U.S. Congressman Mac Thornberry supported two bills this week to reform the regulatory process: the "Regulatory Flexibility Improvements Act of 2011" (HR 527) and the "Regulatory Accountability Act of 2011" (HR 3010).
"The House has passed over 10 bills this year aimed largely at reining-in agency rules already in the works," said Thornberry. "HR 527 and HR 3010 get at the heart of the matter by overhauling the rulemaking process to force agencies of the Executive Branch to consider the cost of regulations on our businesses and our country."

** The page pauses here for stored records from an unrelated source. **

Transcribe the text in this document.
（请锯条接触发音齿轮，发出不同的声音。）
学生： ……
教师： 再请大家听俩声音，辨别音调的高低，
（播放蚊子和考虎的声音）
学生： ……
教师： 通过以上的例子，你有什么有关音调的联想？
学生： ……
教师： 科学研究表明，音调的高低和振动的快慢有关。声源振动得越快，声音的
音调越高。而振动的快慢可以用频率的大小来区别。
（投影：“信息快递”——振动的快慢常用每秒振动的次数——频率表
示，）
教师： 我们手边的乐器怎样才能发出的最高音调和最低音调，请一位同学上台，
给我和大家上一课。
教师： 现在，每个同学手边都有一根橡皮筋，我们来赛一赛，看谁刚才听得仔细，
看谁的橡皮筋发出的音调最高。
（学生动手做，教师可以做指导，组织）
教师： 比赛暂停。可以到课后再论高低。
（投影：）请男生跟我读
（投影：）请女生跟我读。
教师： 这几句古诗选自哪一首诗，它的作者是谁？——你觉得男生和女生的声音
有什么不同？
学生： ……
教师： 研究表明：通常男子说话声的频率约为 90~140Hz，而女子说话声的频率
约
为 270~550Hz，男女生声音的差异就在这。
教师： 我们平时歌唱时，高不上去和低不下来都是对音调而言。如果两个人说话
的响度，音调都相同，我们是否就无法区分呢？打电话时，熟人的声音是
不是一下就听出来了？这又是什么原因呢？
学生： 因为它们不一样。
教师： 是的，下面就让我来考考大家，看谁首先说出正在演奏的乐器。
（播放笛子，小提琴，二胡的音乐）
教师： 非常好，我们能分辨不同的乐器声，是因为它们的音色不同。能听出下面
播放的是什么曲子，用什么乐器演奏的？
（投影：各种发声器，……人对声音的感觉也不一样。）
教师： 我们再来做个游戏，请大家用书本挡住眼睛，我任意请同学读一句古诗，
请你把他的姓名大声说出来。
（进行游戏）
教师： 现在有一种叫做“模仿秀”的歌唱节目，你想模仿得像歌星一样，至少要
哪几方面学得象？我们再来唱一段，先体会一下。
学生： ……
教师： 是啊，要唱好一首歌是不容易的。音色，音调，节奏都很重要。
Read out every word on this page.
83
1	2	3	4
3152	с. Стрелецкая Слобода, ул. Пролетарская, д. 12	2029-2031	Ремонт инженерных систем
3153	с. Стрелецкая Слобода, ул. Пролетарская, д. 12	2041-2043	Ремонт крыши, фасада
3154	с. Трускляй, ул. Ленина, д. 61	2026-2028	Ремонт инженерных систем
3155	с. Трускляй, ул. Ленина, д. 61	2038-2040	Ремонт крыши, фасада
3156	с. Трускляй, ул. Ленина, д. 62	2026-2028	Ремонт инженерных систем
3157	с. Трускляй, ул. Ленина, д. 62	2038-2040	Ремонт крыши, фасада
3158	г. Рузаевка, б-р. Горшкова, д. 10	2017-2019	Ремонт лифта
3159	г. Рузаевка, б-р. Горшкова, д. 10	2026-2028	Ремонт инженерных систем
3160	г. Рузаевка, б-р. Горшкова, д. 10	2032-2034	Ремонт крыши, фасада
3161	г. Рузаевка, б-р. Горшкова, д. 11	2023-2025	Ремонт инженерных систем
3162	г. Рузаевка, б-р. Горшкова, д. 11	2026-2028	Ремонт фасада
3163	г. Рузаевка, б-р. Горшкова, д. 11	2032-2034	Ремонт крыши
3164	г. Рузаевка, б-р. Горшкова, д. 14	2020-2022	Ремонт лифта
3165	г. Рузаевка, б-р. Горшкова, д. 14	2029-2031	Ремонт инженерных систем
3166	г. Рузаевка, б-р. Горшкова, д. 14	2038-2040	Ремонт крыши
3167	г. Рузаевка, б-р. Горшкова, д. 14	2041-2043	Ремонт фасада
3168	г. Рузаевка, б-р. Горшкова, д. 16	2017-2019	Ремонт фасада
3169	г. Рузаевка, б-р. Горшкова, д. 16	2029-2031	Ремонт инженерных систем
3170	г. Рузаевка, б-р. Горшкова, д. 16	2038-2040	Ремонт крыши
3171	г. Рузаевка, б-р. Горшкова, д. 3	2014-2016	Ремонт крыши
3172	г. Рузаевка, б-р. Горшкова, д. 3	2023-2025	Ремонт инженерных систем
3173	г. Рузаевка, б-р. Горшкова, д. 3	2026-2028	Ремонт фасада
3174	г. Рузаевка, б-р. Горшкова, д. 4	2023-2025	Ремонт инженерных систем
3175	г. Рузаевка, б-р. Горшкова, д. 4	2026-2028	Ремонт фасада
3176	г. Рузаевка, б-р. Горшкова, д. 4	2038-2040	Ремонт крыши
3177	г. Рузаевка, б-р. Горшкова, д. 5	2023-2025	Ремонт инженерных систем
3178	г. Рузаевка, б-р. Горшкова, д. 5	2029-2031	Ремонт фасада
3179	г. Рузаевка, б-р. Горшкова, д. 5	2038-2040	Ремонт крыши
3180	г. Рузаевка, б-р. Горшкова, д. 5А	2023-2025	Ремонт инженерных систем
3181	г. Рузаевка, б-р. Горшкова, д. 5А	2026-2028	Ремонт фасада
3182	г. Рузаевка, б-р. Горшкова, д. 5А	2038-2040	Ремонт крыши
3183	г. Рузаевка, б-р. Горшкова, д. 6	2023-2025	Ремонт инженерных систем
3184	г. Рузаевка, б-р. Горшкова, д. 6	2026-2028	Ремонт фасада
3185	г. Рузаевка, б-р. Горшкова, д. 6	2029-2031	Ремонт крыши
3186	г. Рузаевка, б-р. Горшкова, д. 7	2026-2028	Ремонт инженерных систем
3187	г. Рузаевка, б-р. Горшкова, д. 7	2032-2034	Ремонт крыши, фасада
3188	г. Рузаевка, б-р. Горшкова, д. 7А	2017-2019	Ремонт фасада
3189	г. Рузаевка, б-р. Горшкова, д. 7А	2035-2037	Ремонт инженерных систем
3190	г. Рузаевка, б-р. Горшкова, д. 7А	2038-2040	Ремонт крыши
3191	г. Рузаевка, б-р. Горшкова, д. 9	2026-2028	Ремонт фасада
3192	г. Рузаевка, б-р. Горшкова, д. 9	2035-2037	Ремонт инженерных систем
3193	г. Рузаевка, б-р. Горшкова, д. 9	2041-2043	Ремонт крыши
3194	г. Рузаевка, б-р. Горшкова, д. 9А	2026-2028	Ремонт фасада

HR 527 requires agencies to look at possible costs on small businesses before adopting a rule while giving businesses a chance to be involved in the drafting process. It also requires agencies to include "indirect" costs as well as direct costs and expands the ability of small businesses impacted by an agency's regulations to challenge those rules in court.
HR 3010 requires agencies to give advance notice of proposed rules to increase public participation. As well as considering cost, it also forces agencies to look at alternatives and choose the lowest cost alternative that meets the requirements in law. It does permit costlier rules to protect public health and safety, but only if the agency can clearly justify why an alternative was not chosen.
"Both of these bills will help bring commonsense to agency rulemaking. With unemployment still hovering close to 9 percent, the federal government cannot stand in the way and hinder the development of new jobs through costly regulations," Thornberry stated.